Today I went shoe shopping, or should I say browsing. To me shoe shopping is an abhorable task. It isn’t because I dislike shoes. It isn’t because i have some oddly shaped foot which is difficult to shop for. No I don’t have any reasonable reasons at all. This of course wasn’t my first attempt at shoe shopping. So I knew the challenges I was up against and decided to go in prepared.
One of the many factors that adds to my frustrations is the other clientele. I despise wading through the cheerful shoppers who all appear to be gloating. “Look at my new shoes! They’re fabulous! I’m fabulous! Sure glad I love shoe shopping, it’s the best.” This is why I chose a Thursday afternoon to do my shopping. Most of those unsympathetic jerks would be at work or in school.
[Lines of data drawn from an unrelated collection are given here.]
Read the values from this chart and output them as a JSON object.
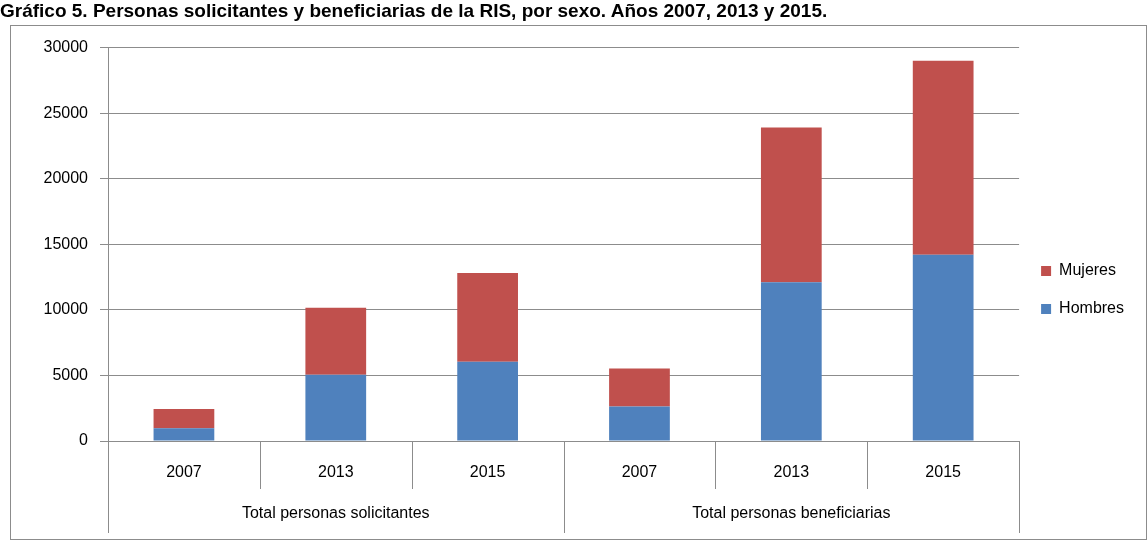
{
  "chart_data": {
    "type": "bar",
    "title": "Gráfico 5. Personas solicitantes y beneficiarias de la RIS, por sexo. Años 2007, 2013 y 2015.",
    "categories": [
      "2007",
      "2013",
      "2015",
      "2007",
      "2013",
      "2015"
    ],
    "series": [
      {
        "name": "Hombres",
        "color": "#4f81bd",
        "values": [
          980,
          5050,
          6040,
          2630,
          12100,
          14200
        ]
      },
      {
        "name": "Mujeres",
        "color": "#c0504d",
        "values": [
          1460,
          5110,
          6780,
          2900,
          11800,
          14800
        ]
      }
    ],
    "stacked": true,
    "ylim": [
      0,
      30000
    ],
    "yticks": [
      0,
      5000,
      10000,
      15000,
      20000,
      25000,
      30000
    ],
    "grid": "y",
    "legend": "right",
    "annotations": [
      "Total personas solicitantes",
      "Total personas beneficiarias"
    ]
  }
}
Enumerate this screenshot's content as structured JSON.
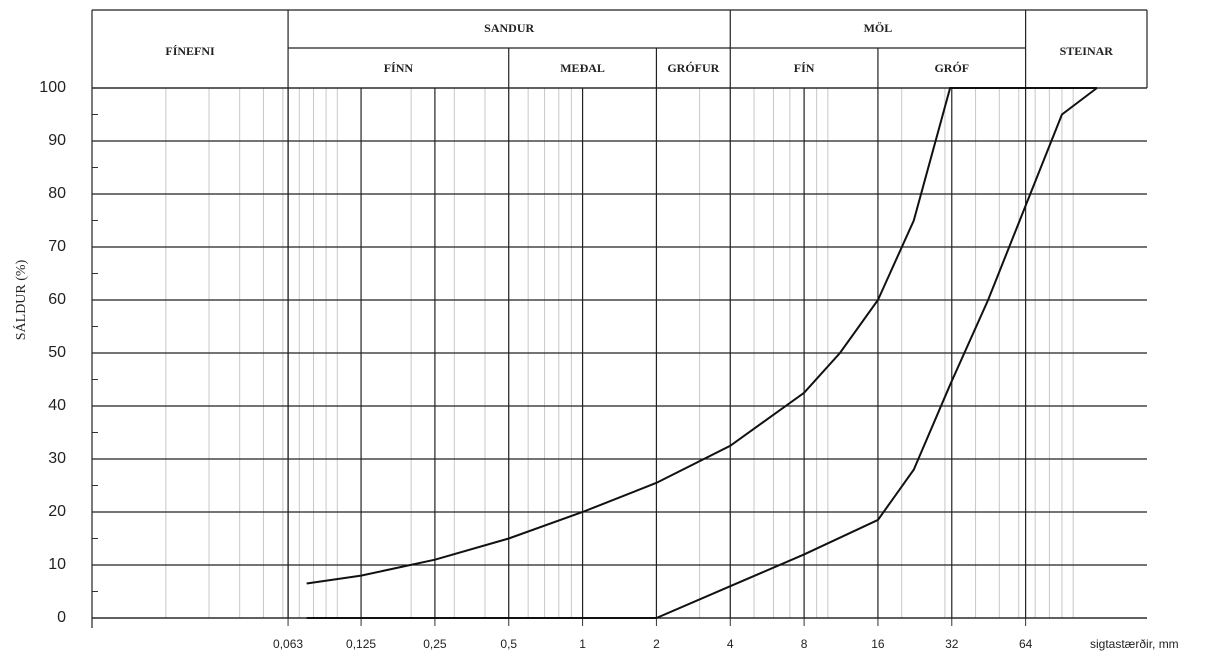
{
  "chart_data": {
    "type": "line",
    "y_label": "SÁLDUR (%)",
    "x_label": "sigtastærðir, mm",
    "log_x": true,
    "grid": true,
    "zones": {
      "top": [
        "SANDUR",
        "MÖL"
      ],
      "full": [
        "FÍNEFNI",
        "STEINAR"
      ],
      "sub": [
        "FÍNN",
        "MEÐAL",
        "GRÓFUR",
        "FÍN",
        "GRÓF"
      ]
    },
    "xlim": [
      0.01,
      200
    ],
    "xticks": [
      {
        "value": 0.063,
        "label": "0,063"
      },
      {
        "value": 0.125,
        "label": "0,125"
      },
      {
        "value": 0.25,
        "label": "0,25"
      },
      {
        "value": 0.5,
        "label": "0,5"
      },
      1,
      2,
      4,
      8,
      16,
      32,
      64
    ],
    "ylim": [
      0,
      100
    ],
    "yticks": [
      0,
      10,
      20,
      30,
      40,
      50,
      60,
      70,
      80,
      90,
      100
    ],
    "series": [
      {
        "color": "#111111",
        "x": [
          0.075,
          0.125,
          0.25,
          0.5,
          1,
          2,
          4,
          8,
          11.2,
          16,
          22.4,
          31.5,
          125
        ],
        "values": [
          6.5,
          8,
          11,
          15,
          20,
          25.5,
          32.5,
          42.5,
          50,
          60,
          75,
          100,
          100
        ]
      },
      {
        "color": "#111111",
        "x": [
          0.075,
          0.125,
          0.25,
          0.5,
          1,
          2,
          4,
          8,
          16,
          22.4,
          31.5,
          45,
          63,
          90,
          125
        ],
        "values": [
          0,
          0,
          0,
          0,
          0,
          0,
          6,
          12,
          18.5,
          28,
          44,
          60,
          77,
          95,
          100
        ]
      }
    ]
  }
}
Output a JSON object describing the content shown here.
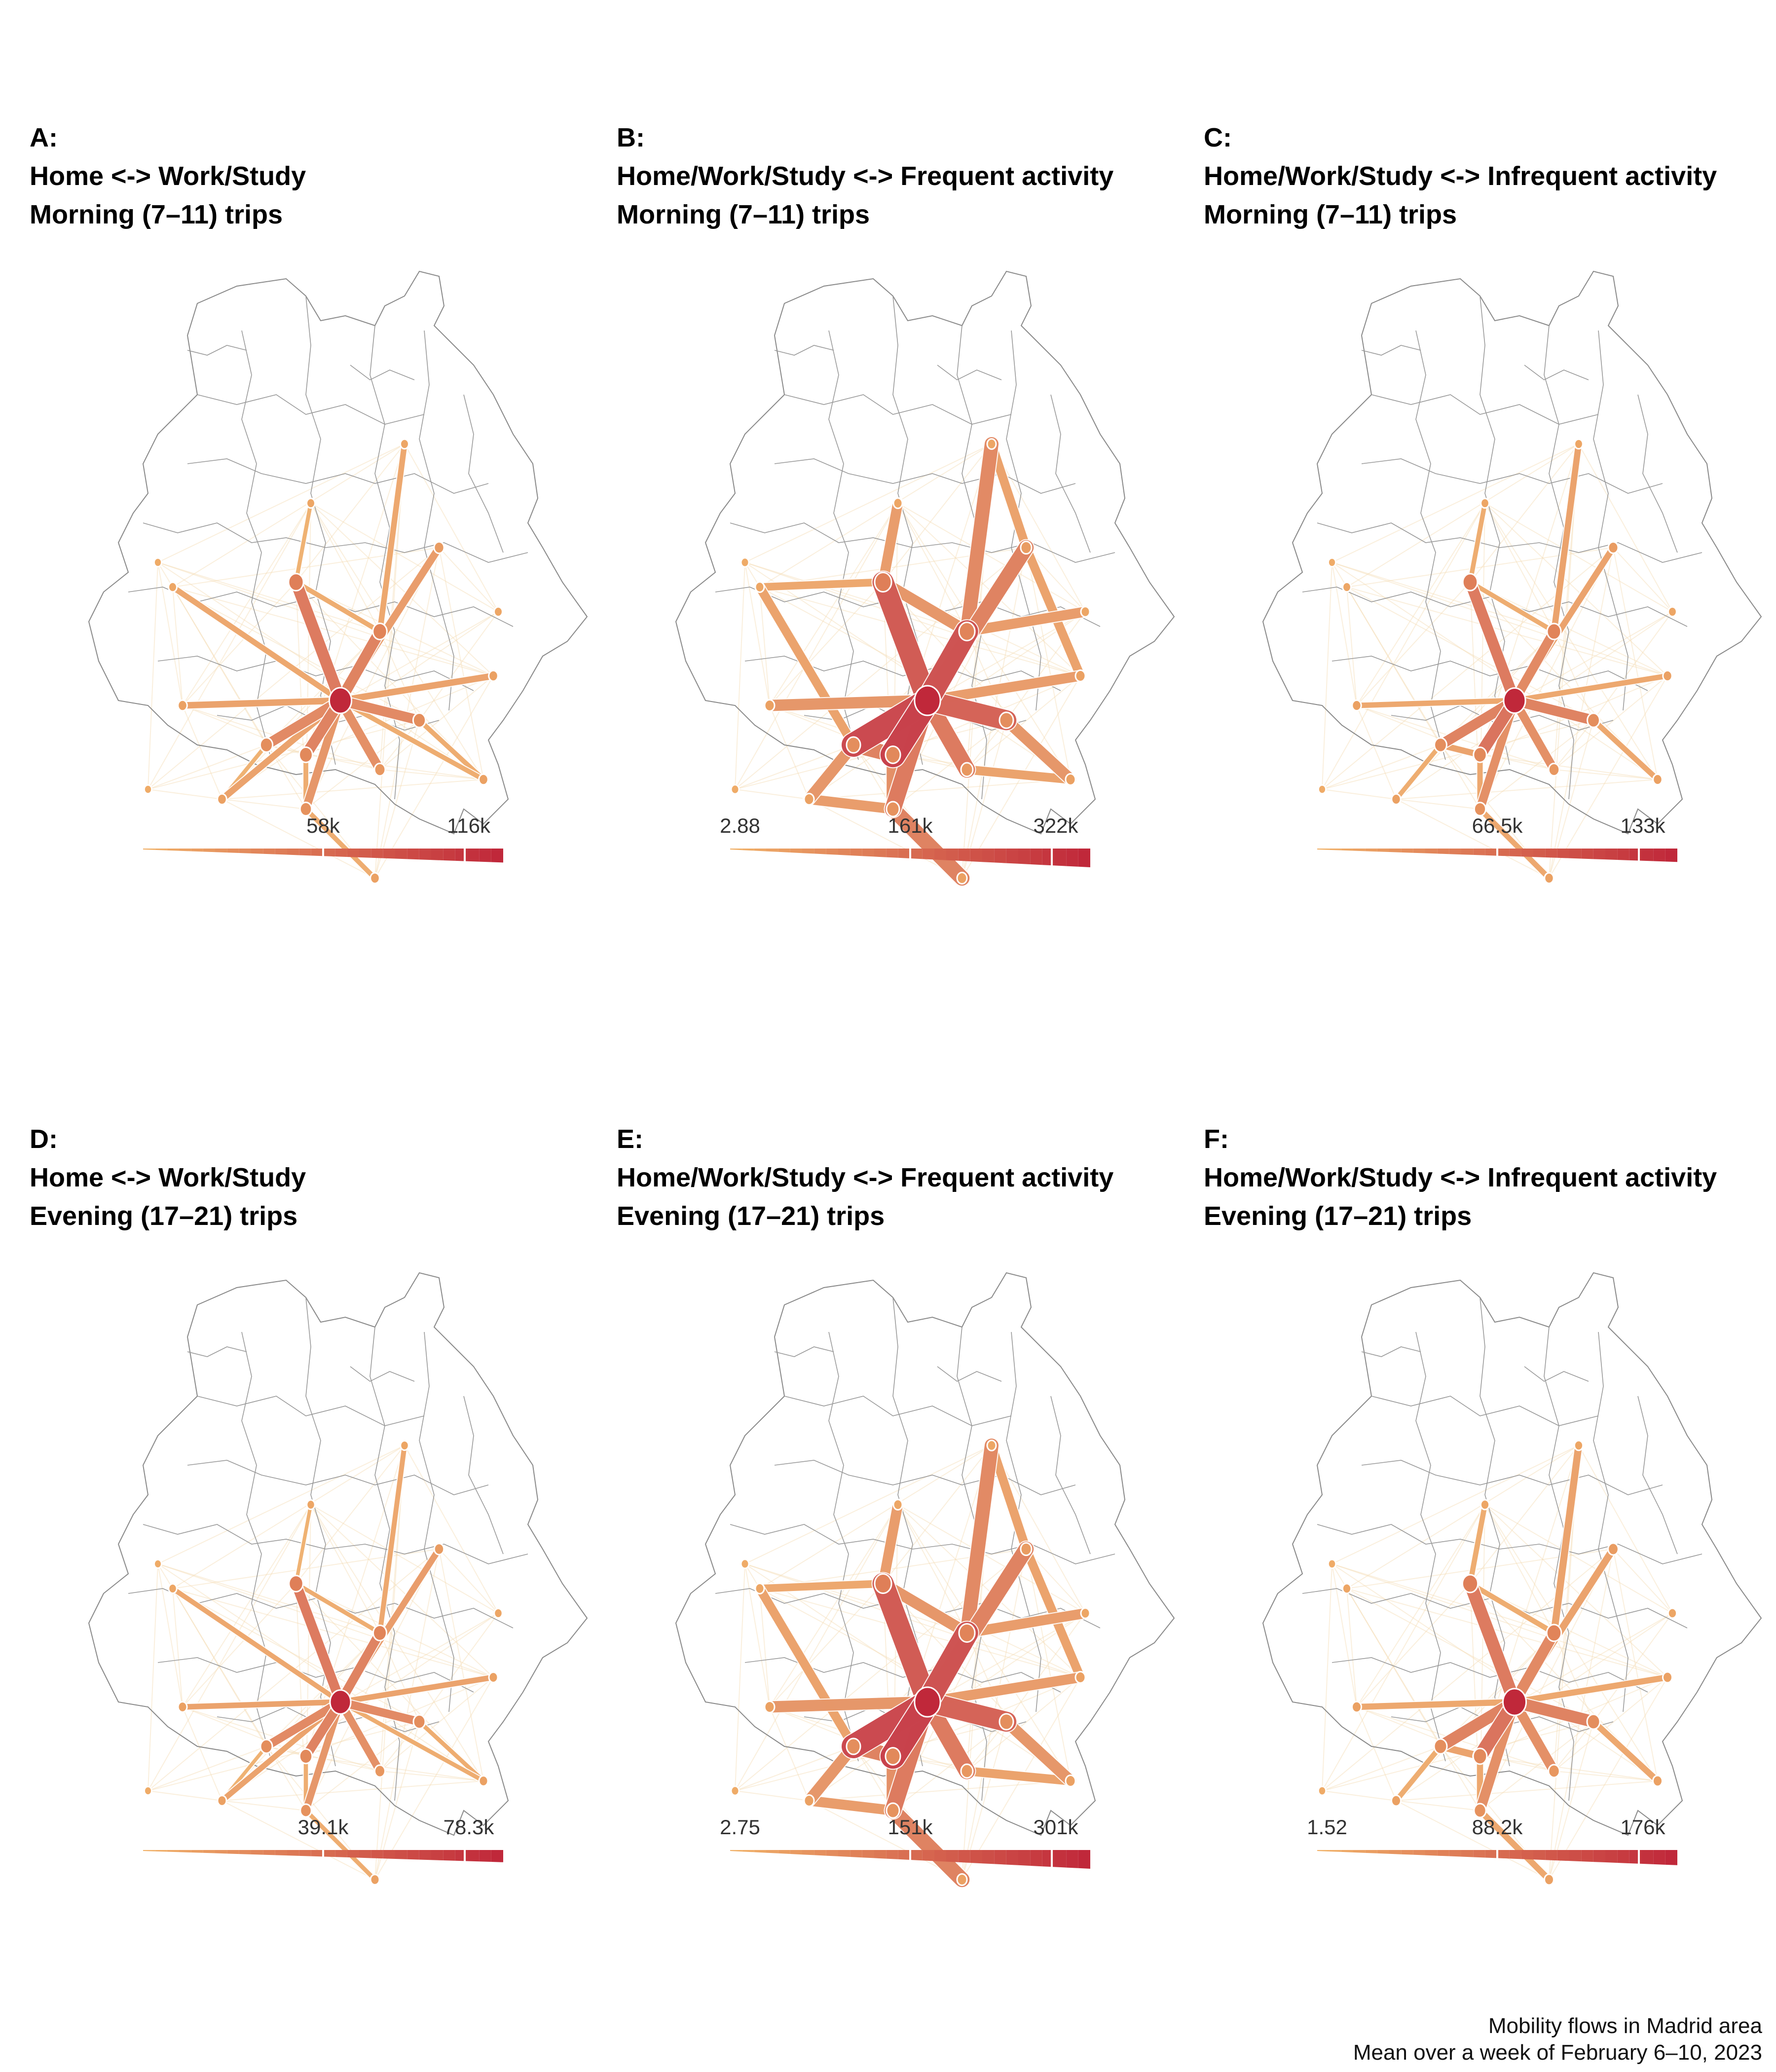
{
  "panels": [
    {
      "id": "A",
      "letter": "A:",
      "line1": "Home <-> Work/Study",
      "line2": "Morning (7–11) trips",
      "legend": [
        "58k",
        "116k"
      ],
      "legend_min": "",
      "scale": 0.85,
      "activity": "work",
      "colors": {
        "hi": "#c0283a",
        "lo": "#f2b56a"
      }
    },
    {
      "id": "B",
      "letter": "B:",
      "line1": "Home/Work/Study <-> Frequent activity",
      "line2": "Morning (7–11) trips",
      "legend": [
        "161k",
        "322k"
      ],
      "legend_min": "2.88",
      "scale": 1.25,
      "activity": "frequent",
      "colors": {
        "hi": "#c0283a",
        "lo": "#f2b56a"
      }
    },
    {
      "id": "C",
      "letter": "C:",
      "line1": "Home/Work/Study <-> Infrequent activity",
      "line2": "Morning (7–11) trips",
      "legend": [
        "66.5k",
        "133k"
      ],
      "legend_min": "",
      "scale": 0.8,
      "activity": "infrequent",
      "colors": {
        "hi": "#c0283a",
        "lo": "#f2b56a"
      }
    },
    {
      "id": "D",
      "letter": "D:",
      "line1": "Home <-> Work/Study",
      "line2": "Evening (17–21) trips",
      "legend": [
        "39.1k",
        "78.3k"
      ],
      "legend_min": "",
      "scale": 0.7,
      "activity": "work",
      "colors": {
        "hi": "#c0283a",
        "lo": "#f2b56a"
      }
    },
    {
      "id": "E",
      "letter": "E:",
      "line1": "Home/Work/Study <-> Frequent activity",
      "line2": "Evening (17–21) trips",
      "legend": [
        "151k",
        "301k"
      ],
      "legend_min": "2.75",
      "scale": 1.25,
      "activity": "frequent",
      "colors": {
        "hi": "#c0283a",
        "lo": "#f2b56a"
      }
    },
    {
      "id": "F",
      "letter": "F:",
      "line1": "Home/Work/Study <-> Infrequent activity",
      "line2": "Evening (17–21) trips",
      "legend": [
        "88.2k",
        "176k"
      ],
      "legend_min": "1.52",
      "scale": 0.95,
      "activity": "infrequent",
      "colors": {
        "hi": "#c0283a",
        "lo": "#f2b56a"
      }
    }
  ],
  "footer": {
    "line1": "Mobility flows in Madrid area",
    "line2": "Mean over a week of February 6–10, 2023"
  }
}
The next issue I usually run into is selection. For one who doesn’t enjoy shopping driving from one store to the next is an exhausting task. This is the reason I chose the Boulevard. There lies a plethora of shoe stores all in one semi-convenient location.
Finally there are the shoe salesmen. Don’t get me wrong I have nothing against sales people (obviously), I just don’t want to be bothered. I’m sure they’re a friendly and mighty helpful bunch but when in the shoe shopping frame of mind I need to be left alone to concentrate. To combat this dilemma I brought my IPod. Not only would it ensure I wouldn’t be approached, the up lifting and encouraging music would put me in a great mood.
With seemingly all my obstacles overcome I danced into Dilliards listening to “One of these days these boots are gonna walk all over you..” imagining all wonderful boots I would be purchasing. I enter Dilliards and guess what I see to my right, shoes! I had walked right into the shoe department! I knew that instant I would be going home with new shoes! As I walked past the selection of shoes I spotted several pairs that I liked and thought to myself “Okay, these are definitely options” I, of course, didn’t stop. I wanted to first check out some shoe specialty shops. I’m not really much of a department store shopper anyways.
I left Dilliards and proceded confidently into the mall. As I perused the mall I passed several store fronts, peering in to admire the selection but never actually entering. After I passed about five shoe stores I began to grow concerned, why hadn’t I been able to will myself into any of these stores? I had carefully planned this escapade so as to make it as easy as possible. I concluded I was doing what always comes naturally, procrastinating. “The next store,” I told myself “I am going into the very next store I see.” I turned the corner and spotted my destination. I slowly approached and noticed the store was empty, a sigh of relief. I think I got one foot in the doorway when the clerk appeared and made eye contact. That was all it took. I immidiately darted out of the store and hid behind the nearest lava lamp kiosk. I don’t know why but a 19 year old pimply faced shoe salesman can intimidate me like no other. I Googled it and there is no such thing (not currently psychologically-recognized at least) as a shoe shopping phobia.
Not able to face the small shoe boutiques I decide it may be easier to shop in one of those warehouse type places where all the shoes and their boxes are juxtaposed in long categorized aisles. I quickly located one. I entered and none of the clerks paid me any mind, perfect. I made my way up and down the aisles stopping occasionally to examine pairs that caught my attention. I soon there after exited, empty handed.
At this point I had been up and down the entire mall and the only thing I saw that I had seriously considered purchasing was a Playstation 2. I resigned to returning to Dilliards. I would buy a few of the pairs I had eyed on the way in. I made my way back to the Dilliards shoe department and wandered around for about five minutes. Now that I needed someone to talk to me I couldn’t find anyone. Honestly though I was relived as I still felt incapable of making a decision. I hung my head in failure and left the mall.
Perhaps I am meant to be barefoot? Perhaps I could find something online? Perhaps I should just give up and rely on Santa, I hear he has impeccable taste anyways.